Juli Fisher could no longer tolerate the drab, cavernous office that her husband, Tennessee Titans coach Jeff Fisher, has occupied but never really settled into for the past three seasons. So in late August she redecorated. Gone are the stacks of cardboard boxes, replaced by lush potted plants that sit atop oak cabinets. The space that was vacant on one side of the room now features a black-leather couch and a circular glass coffee table. A metallic-blue electric guitar—a gift from one of Fisher's friends in the country-music industry—leans against a tower of shelves that are filled with pictures and mementos. The room is impressive, but there's one problem.
"We haven't won a game since my wife did all this," Fisher said while leaning back in his chair and surveying the room one day last week. "I told her I want my boxes back."
The Titans had better change something fast. A 26-7 loss to the Ravens in Baltimore on Sunday dropped Tennessee to 0-3, its worst start since 1994, and sent a sobering message to any Titans player who thought the team's woes could be easily corrected. A popular choice to reach the Super Bowl, the Titans are as confused and vulnerable as they have been in Fisher's eight-year tenure.
The Ravens pounded the ball on the ground, dominated with a merciless defense and wore down Tennessee. That pattern should have been familiar to the Titans: It's exactly how they went about building a league-best 26-6 regular-season record over the previous two years. No more. "This is a different team from the one people are used to seeing," Tennessee strong safety Blaine Bishop said after the game, "and that won't change until we find a way to play better."

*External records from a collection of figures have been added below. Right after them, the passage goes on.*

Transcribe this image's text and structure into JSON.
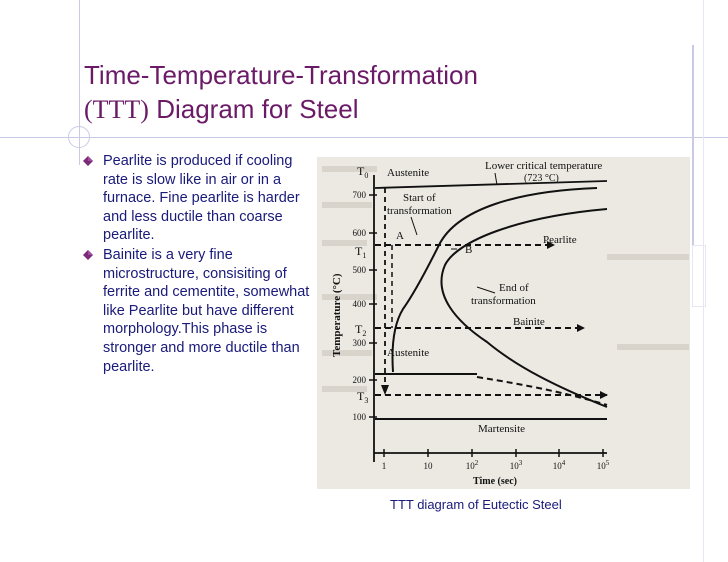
{
  "slide": {
    "title_line1": "Time-Temperature-Transformation",
    "title_abbr": "(TTT)",
    "title_rest": " Diagram for Steel"
  },
  "bullets": [
    {
      "text": "Pearlite is produced if cooling rate is slow like in air or in a furnace. Fine pearlite is harder and less ductile than coarse pearlite."
    },
    {
      "text": "Bainite is a very fine microstructure, consisiting of ferrite and cementite, somewhat like Pearlite but have different morphology.This phase is stronger and more ductile than pearlite."
    }
  ],
  "figure": {
    "caption": "TTT diagram of Eutectic Steel",
    "y_axis_label": "Temperature (°C)",
    "x_axis_label": "Time (sec)",
    "y_ticks": [
      "700",
      "600",
      "500",
      "400",
      "300",
      "200",
      "100"
    ],
    "x_ticks": [
      "1",
      "10",
      "10",
      "10",
      "10",
      "10"
    ],
    "x_tick_exponents": [
      "",
      "",
      "2",
      "3",
      "4",
      "5"
    ],
    "temp_labels": {
      "t0": "T",
      "t0_sub": "0",
      "t1": "T",
      "t1_sub": "1",
      "t2": "T",
      "t2_sub": "2",
      "t3": "T",
      "t3_sub": "3"
    },
    "annotations": {
      "lower_critical": "Lower critical temperature",
      "lower_critical_value": "(723 °C)",
      "austenite_top": "Austenite",
      "start_line1": "Start of",
      "start_line2": "transformation",
      "point_a": "A",
      "point_b": "B",
      "pearlite": "Pearlite",
      "end_line1": "End of",
      "end_line2": "transformation",
      "bainite": "Bainite",
      "austenite_bottom": "Austenite",
      "martensite": "Martensite"
    }
  },
  "colors": {
    "title": "#6a1a66",
    "body_text": "#1a1a7a",
    "bullet": "#7b2a78",
    "figure_bg": "#ece9e2",
    "decor": "#c9cbe6"
  },
  "icons": {
    "bullet": "diamond-bullet-icon"
  }
}
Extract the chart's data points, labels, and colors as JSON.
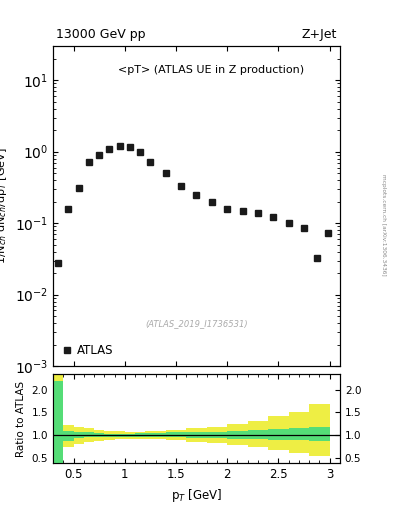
{
  "title_left": "13000 GeV pp",
  "title_right": "Z+Jet",
  "annotation": "<pT> (ATLAS UE in Z production)",
  "watermark": "(ATLAS_2019_I1736531)",
  "ylabel_main": "1/N$_{ch}$ dN$_{ch}$/dp$_{T}$ [GeV]",
  "ylabel_ratio": "Ratio to ATLAS",
  "xlabel": "p$_{T}$ [GeV]",
  "data_x": [
    0.35,
    0.45,
    0.55,
    0.65,
    0.75,
    0.85,
    0.95,
    1.05,
    1.15,
    1.25,
    1.4,
    1.55,
    1.7,
    1.85,
    2.0,
    2.15,
    2.3,
    2.45,
    2.6,
    2.75,
    2.88,
    2.98
  ],
  "data_y": [
    0.028,
    0.16,
    0.31,
    0.72,
    0.9,
    1.1,
    1.2,
    1.15,
    1.0,
    0.72,
    0.5,
    0.33,
    0.25,
    0.2,
    0.16,
    0.15,
    0.14,
    0.12,
    0.1,
    0.085,
    0.033,
    0.072
  ],
  "xlim": [
    0.3,
    3.1
  ],
  "ylim_main_lo": 0.001,
  "ylim_main_hi": 30,
  "ylim_ratio_lo": 0.38,
  "ylim_ratio_hi": 2.35,
  "ratio_yticks": [
    0.5,
    1.0,
    1.5,
    2.0
  ],
  "green_band_x": [
    0.3,
    0.4,
    0.5,
    0.6,
    0.7,
    0.8,
    0.9,
    1.0,
    1.1,
    1.2,
    1.4,
    1.6,
    1.8,
    2.0,
    2.2,
    2.4,
    2.6,
    2.8,
    3.0
  ],
  "green_band_lo": [
    0.3,
    0.87,
    0.93,
    0.95,
    0.97,
    0.97,
    0.97,
    0.97,
    0.97,
    0.96,
    0.95,
    0.94,
    0.93,
    0.92,
    0.91,
    0.9,
    0.89,
    0.88,
    0.88
  ],
  "green_band_hi": [
    2.2,
    1.1,
    1.08,
    1.06,
    1.04,
    1.03,
    1.03,
    1.03,
    1.04,
    1.05,
    1.06,
    1.07,
    1.08,
    1.1,
    1.12,
    1.14,
    1.16,
    1.19,
    1.22
  ],
  "yellow_band_x": [
    0.3,
    0.4,
    0.5,
    0.6,
    0.7,
    0.8,
    0.9,
    1.0,
    1.1,
    1.2,
    1.4,
    1.6,
    1.8,
    2.0,
    2.2,
    2.4,
    2.6,
    2.8,
    3.0
  ],
  "yellow_band_lo": [
    0.3,
    0.73,
    0.81,
    0.85,
    0.88,
    0.9,
    0.91,
    0.92,
    0.92,
    0.91,
    0.89,
    0.86,
    0.83,
    0.79,
    0.74,
    0.67,
    0.6,
    0.54,
    0.5
  ],
  "yellow_band_hi": [
    2.5,
    1.22,
    1.18,
    1.15,
    1.12,
    1.1,
    1.09,
    1.08,
    1.08,
    1.1,
    1.12,
    1.15,
    1.18,
    1.24,
    1.32,
    1.42,
    1.52,
    1.68,
    1.9
  ],
  "marker_color": "#1a1a1a",
  "green_color": "#55dd77",
  "yellow_color": "#eeee44",
  "bg_color": "#ffffff",
  "side_text": "mcplots.cern.ch [arXiv:1306.3436]",
  "xticks": [
    0.5,
    1.0,
    1.5,
    2.0,
    2.5,
    3.0
  ],
  "xtick_labels": [
    "0.5",
    "1",
    "1.5",
    "2",
    "2.5",
    "3"
  ]
}
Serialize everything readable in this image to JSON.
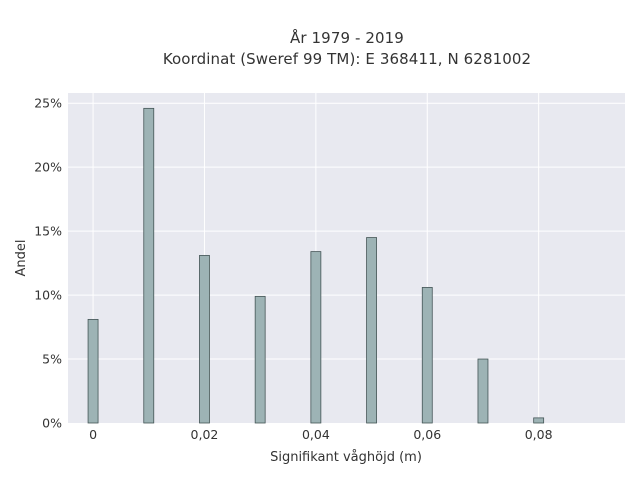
{
  "chart_data": {
    "type": "bar",
    "title_line1": "År 1979 - 2019",
    "title_line2": "Koordinat (Sweref 99 TM): E 368411, N 6281002",
    "xlabel": "Signifikant våghöjd (m)",
    "ylabel": "Andel",
    "x": [
      0,
      0.01,
      0.02,
      0.03,
      0.04,
      0.05,
      0.06,
      0.07,
      0.08
    ],
    "values": [
      8.1,
      24.6,
      13.1,
      9.9,
      13.4,
      14.5,
      10.6,
      5.0,
      0.4
    ],
    "xlim": [
      -0.0045,
      0.0955
    ],
    "ylim": [
      0,
      25.8
    ],
    "xticks": [
      0,
      0.02,
      0.04,
      0.06,
      0.08
    ],
    "xtick_labels": [
      "0",
      "0,02",
      "0,04",
      "0,06",
      "0,08"
    ],
    "yticks": [
      0,
      5,
      10,
      15,
      20,
      25
    ],
    "ytick_labels": [
      "0%",
      "5%",
      "10%",
      "15%",
      "20%",
      "25%"
    ],
    "grid": true,
    "colors": {
      "bar_fill": "#9db3b5",
      "bar_edge": "#445556",
      "plot_bg": "#e8e9f0",
      "grid": "#ffffff"
    }
  }
}
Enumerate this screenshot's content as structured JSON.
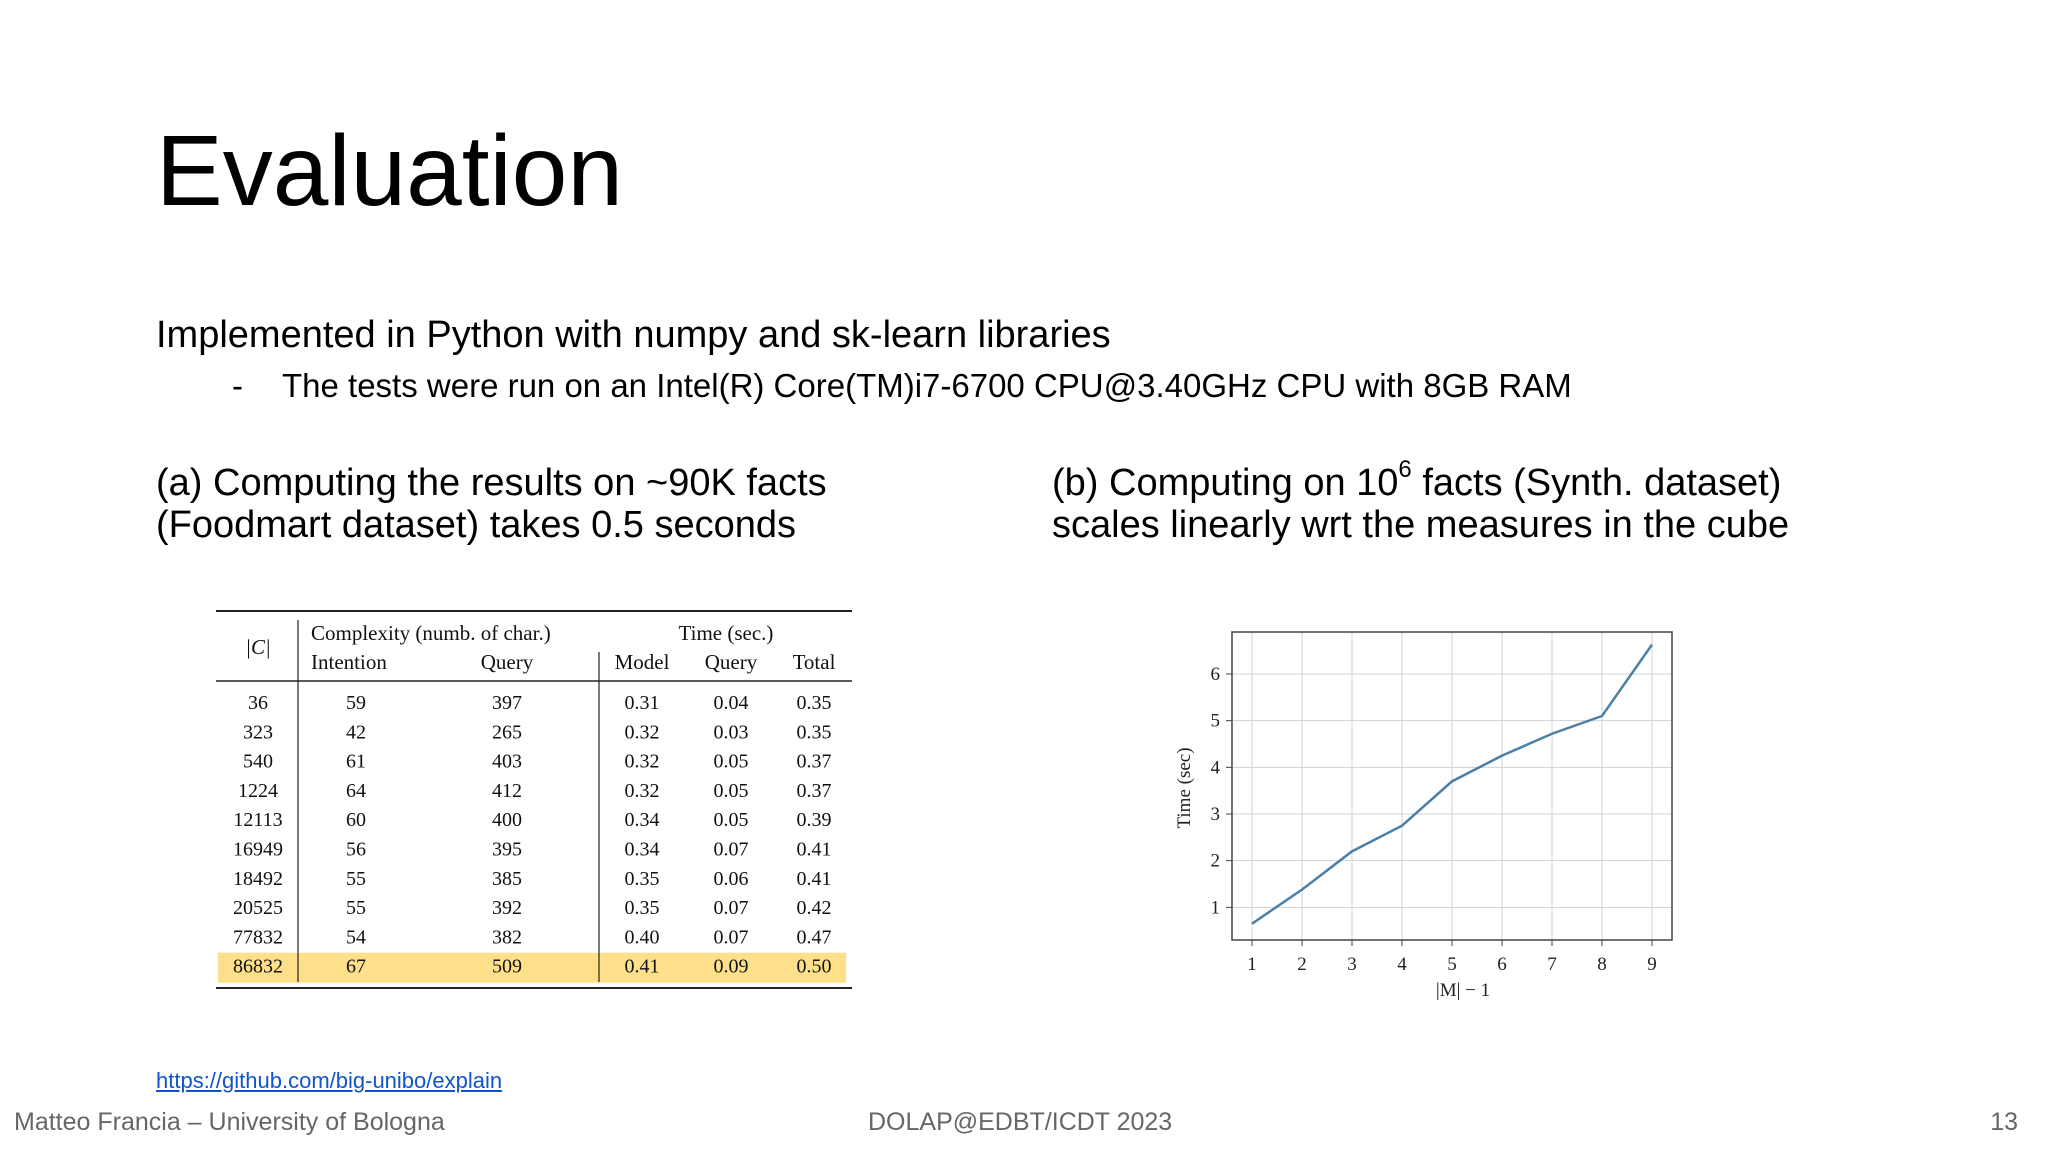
{
  "slide": {
    "title": "Evaluation",
    "intro": "Implemented in Python with numpy and sk-learn libraries",
    "bullet_dash": "-",
    "bullet": "The tests were run on an Intel(R) Core(TM)i7-6700 CPU@3.40GHz CPU with 8GB RAM",
    "caption_a_line1": "(a) Computing the results on ~90K facts",
    "caption_a_line2": "(Foodmart dataset) takes 0.5 seconds",
    "caption_b_pre": "(b) Computing on 10",
    "caption_b_sup": "6",
    "caption_b_post": " facts (Synth. dataset)",
    "caption_b_line2": "scales linearly wrt the measures in the cube",
    "link": "https://github.com/big-unibo/explain"
  },
  "table": {
    "col_c": "|C|",
    "group_complexity": "Complexity (numb. of char.)",
    "group_time": "Time (sec.)",
    "sub_headers": [
      "Intention",
      "Query",
      "Model",
      "Query",
      "Total"
    ],
    "highlight_color": "#ffe08a",
    "rows": [
      [
        "36",
        "59",
        "397",
        "0.31",
        "0.04",
        "0.35"
      ],
      [
        "323",
        "42",
        "265",
        "0.32",
        "0.03",
        "0.35"
      ],
      [
        "540",
        "61",
        "403",
        "0.32",
        "0.05",
        "0.37"
      ],
      [
        "1224",
        "64",
        "412",
        "0.32",
        "0.05",
        "0.37"
      ],
      [
        "12113",
        "60",
        "400",
        "0.34",
        "0.05",
        "0.39"
      ],
      [
        "16949",
        "56",
        "395",
        "0.34",
        "0.07",
        "0.41"
      ],
      [
        "18492",
        "55",
        "385",
        "0.35",
        "0.06",
        "0.41"
      ],
      [
        "20525",
        "55",
        "392",
        "0.35",
        "0.07",
        "0.42"
      ],
      [
        "77832",
        "54",
        "382",
        "0.40",
        "0.07",
        "0.47"
      ],
      [
        "86832",
        "67",
        "509",
        "0.41",
        "0.09",
        "0.50"
      ]
    ],
    "highlighted_row": 9
  },
  "chart_data": {
    "type": "line",
    "x": [
      1,
      2,
      3,
      4,
      5,
      6,
      7,
      8,
      9
    ],
    "series": [
      {
        "values": [
          0.65,
          1.38,
          2.2,
          2.75,
          3.7,
          4.25,
          4.72,
          5.1,
          6.63
        ],
        "color": "#4a7fa8"
      }
    ],
    "xlabel": "|M| − 1",
    "ylabel": "Time (sec)",
    "xticks": [
      "1",
      "2",
      "3",
      "4",
      "5",
      "6",
      "7",
      "8",
      "9"
    ],
    "yticks": [
      "1",
      "2",
      "3",
      "4",
      "5",
      "6"
    ],
    "xlim": [
      0.6,
      9.4
    ],
    "ylim": [
      0.3,
      6.9
    ],
    "grid": true
  },
  "footer": {
    "author": "Matteo Francia – University of Bologna",
    "venue": "DOLAP@EDBT/ICDT 2023",
    "page": "13"
  }
}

With quarterback Steve McNair and running back Ed George struggling with injuries, it's clear the Titans need more play-makers. "We can't expect to win 13 games because we've done it before," says Fisher. "There isn't some archive that we can just go into and pull out the formula for success. We have to relearn all that stuff."
Even the motivational ploys are backfiring. After practice last Friday, Fisher told his players to bring two-by-fours to Baltimore to "lay some wood on the Ravens" as payback for Baltimore's 24-10 upset of the Titans in last season's divisional playoffs. Ravens coach Brian Billick mentioned those comments during his pregame speech, and by game's end the Titans had caught the wrong end of a big stick. George, tight end Frank Wycheck and cornerback Samari Rolle left with injuries. "What is [ Fisher] going to say?" Ravens defensive end Mike McCrary said. "They're winless. I would say anything to get my team fired up, too."
Tennessee's problems begin with its offense. The Titans rank 27th in the league in total offense, and their only touchdown in the past two games came on a blocked punt return. They are last in third-down efficiency (16.7%); on Sunday they converted only two of 14 attempts. True, only four of George's 29 career 100-yard games have come before Oct. 1, but he is off to the slowest start of his six-year career, with 154 yards on 51 carries. Against Baltimore he carried 13 times for 26 yards. Off-season surgery on the big toe of his right foot may be hindering him.
So too might the absence of a true fullback. Until they claimed rookie Wes Ours on waivers on Sept. 26, the Titans didn't even have one on their roster. (Ours was inactive on Sunday.) They didn't re-sign Lorenzo Neal after last season and waived William Floyd at the end of training camp, leaving the lead blocking assignment to Wycheck and fellow tight end Erron Kinney in the H-back role. Offensive coordinator Mike Heimerdinger downplays the loss of Neal, saying he participated in only 25% of the snaps in 2000, but it's apparent the Titans could use another skilled blocker.
"You've got to have a prototype fullback who's going to bang," says Neal, who plays for the Cincinnati Bengals. "They really don't have anyone to do that, so Ed's going to take more shots. Frank Wycheck is a great tight end, but banging with linemen and linebackers isn't his style."
The passing game hasn't been any better. McNair was misfiring even before he re-injured his surgically repaired right shoulder in a season-opening loss to the Miami Dolphins, and he sat out the Titans' 13-6 defeat by the Jaguars in Jacksonville. His only completion to a wideout on Sunday came on a seven-yarder to Kevin Dyson late in the first quarter.